Der umfangreiche, aber pointierte theoretische Überblick weist die Studie sowohl als soziologisch wie auch architekturgeschichtlich informiert aus. Hinzu kommt eine zweite, literaturwissenschaftlich inspirierte, kulturwissenschaftliche Perspektive und natürlich fehlt der Blick auf Raumtheorie und Erinnerungskultur nicht. Die Autorin referiert die grand dames der deutschsprachigen Literaturwissenschaft Doris Bachmann-Medick, Sigrid Weigel und Aleida Assmann. Des Weiteren sind die postcolonial studies ein wichtiger Impulsgeber, insbesondere auch, weil für Caroline Merkels Ansatz die Kultursemiotik Jurij Lotmanns zentral ist.
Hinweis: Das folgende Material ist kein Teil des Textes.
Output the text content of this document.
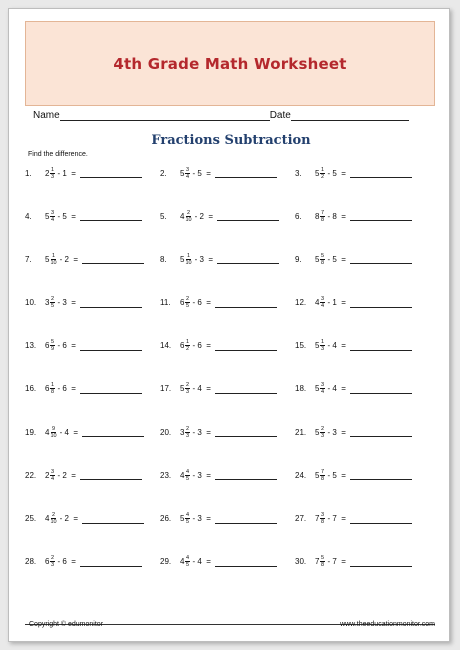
4th Grade Math Worksheet
Name	Date
Fractions Subtraction
Find the difference.
1.	$2 \frac{1}{3} - 1$  =	2.	$5 \frac{3}{4} - 5$  =	3.	$5 \frac{1}{2} - 5$  =
4.	$5 \frac{3}{4} - 5$  =	5.	$4 \frac{2}{10} - 2$  =	6.	$8 \frac{7}{8} - 8$  =
7.	$5 \frac{1}{10} - 2$  =	8.	$5 \frac{1}{10} - 3$  =	9.	$5 \frac{5}{8} - 5$  =
10.	$3 \frac{2}{5} - 3$  =	11.	$6 \frac{2}{5} - 6$  =	12.	$4 \frac{3}{4} - 1$  =
13.	$6 \frac{5}{9} - 6$  =	14.	$6 \frac{1}{2} - 6$  =	15.	$5 \frac{1}{3} - 4$  =
16.	$6 \frac{1}{8} - 6$  =	17.	$5 \frac{2}{3} - 4$  =	18.	$5 \frac{3}{4} - 4$  =
19.	$4 \frac{9}{10} - 4$  =	20.	$3 \frac{2}{3} - 3$  =	21.	$5 \frac{2}{3} - 3$  =
22.	$2 \frac{3}{4} - 2$  =	23.	$4 \frac{4}{5} - 3$  =	24.	$5 \frac{7}{8} - 5$  =
25.	$4 \frac{2}{10} - 2$  =	26.	$5 \frac{4}{5} - 3$  =	27.	$7 \frac{3}{8} - 7$  =
28.	$6 \frac{2}{3} - 6$  =	29.	$4 \frac{4}{5} - 4$  =	30.	$7 \frac{5}{8} - 7$  =
Copyright © edumonitor	www.theeducationmonitor.com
Letztere liege ein wenig quer und abseits der anzitierten Theorien, aber verspreche, so die Autorin, doch einen „echten Mehrwert“. Vor allem die Idee der Semiosphäre und die Polarität von Zentrum und Peripherie macht sie für die Analyse der „heterogenen Facetten des Phänomens Vorstadt“ fruchtbar und verknüpft Lotmans Kultursemiotik mit der Vorstadt als „Gegenraum“, nur scheinbar stumm monotonen „Leerraum“ oder als heterogene dynamische „Kontaktzone“. Die Konzentration auf die Vorstadt ‚westlicher‘ Prägung wird also akzentuiert durch eine demgegenüber ‚peripher‘ zu nennende Kulturtheorie, was zwar nicht herausgestellt wird, aber umso spannendere Synergien hervorbringt.
Caroline Merkels Studie orientiert sich an den literarischen Texten und weist einen Weg durch die vielfältigen anknüpfenden Diskurse und Kulturtheorien. Nach der Einführung und einem etwas zu lang geratenem Überblick zu den folgenden Kapiteln widmet sich die Studie vier Themenkomplexen und vermeidet dabei konsequent eine Orientierung an Referenzräumen, Werken oder Autoren. Hervorzuheben ist auch die kritische Reflexion auf die Rezeption von Autorschaft und die Problematisierung von Migrationsliteratur. Die Lektüren zeichnet ein besonderes Gespür für die Verbindungen zur gebauten und projektierten Architektur aus und aus dem reichen Angebot an gegenwärtig verhandelten theoretischen Betrachtungen eröffnet die Autorin immer passende Bezugnahmen. Insofern sind die Lektüren durchaus spannend, wenn auch an vielen Stellen weitere Zitate wünschenswert wären. Manchmal verblasst ein Zitat zum Beleg der zuvor geäußerten Vermutung, während es doch durchaus weiteres Potenzial bieten würde, die literarischen Entwürfe der Vorstadt in ihrer ganz besonderen Eigenart zu verfolgen. Stattdessen bleiben Schlagworte wie „Entfremdung“ und „Aneignung“ die vorgefertigten Bauelemente, die einleuchtend und ansprechend zur Anwendung kommen, genauso wie die wiederholte programmatische Rekurrenz auf Walter Benjamin.
Caroline Merkel denkt in Produktive Peripherien die Vielfalt der theoretischen Annäherungen an die literarische Präsentation der Stadt zusammen mit den Diskursen der Soziologie und Architektur. Sie bezieht die kulturwissenschaftlichen als auch die gesellschaftlichen Debatten in Perspektive auf die Ränder der Stadt und liefert inspirierende Lektüren, in denen es immer wieder um Identität und Authentizität geht. Auf diese Weise zeichnen sich Kindheit, Rückkehr und Migration, aber auch Phantasma und Erinnerung als Themen der Vorstadt ab.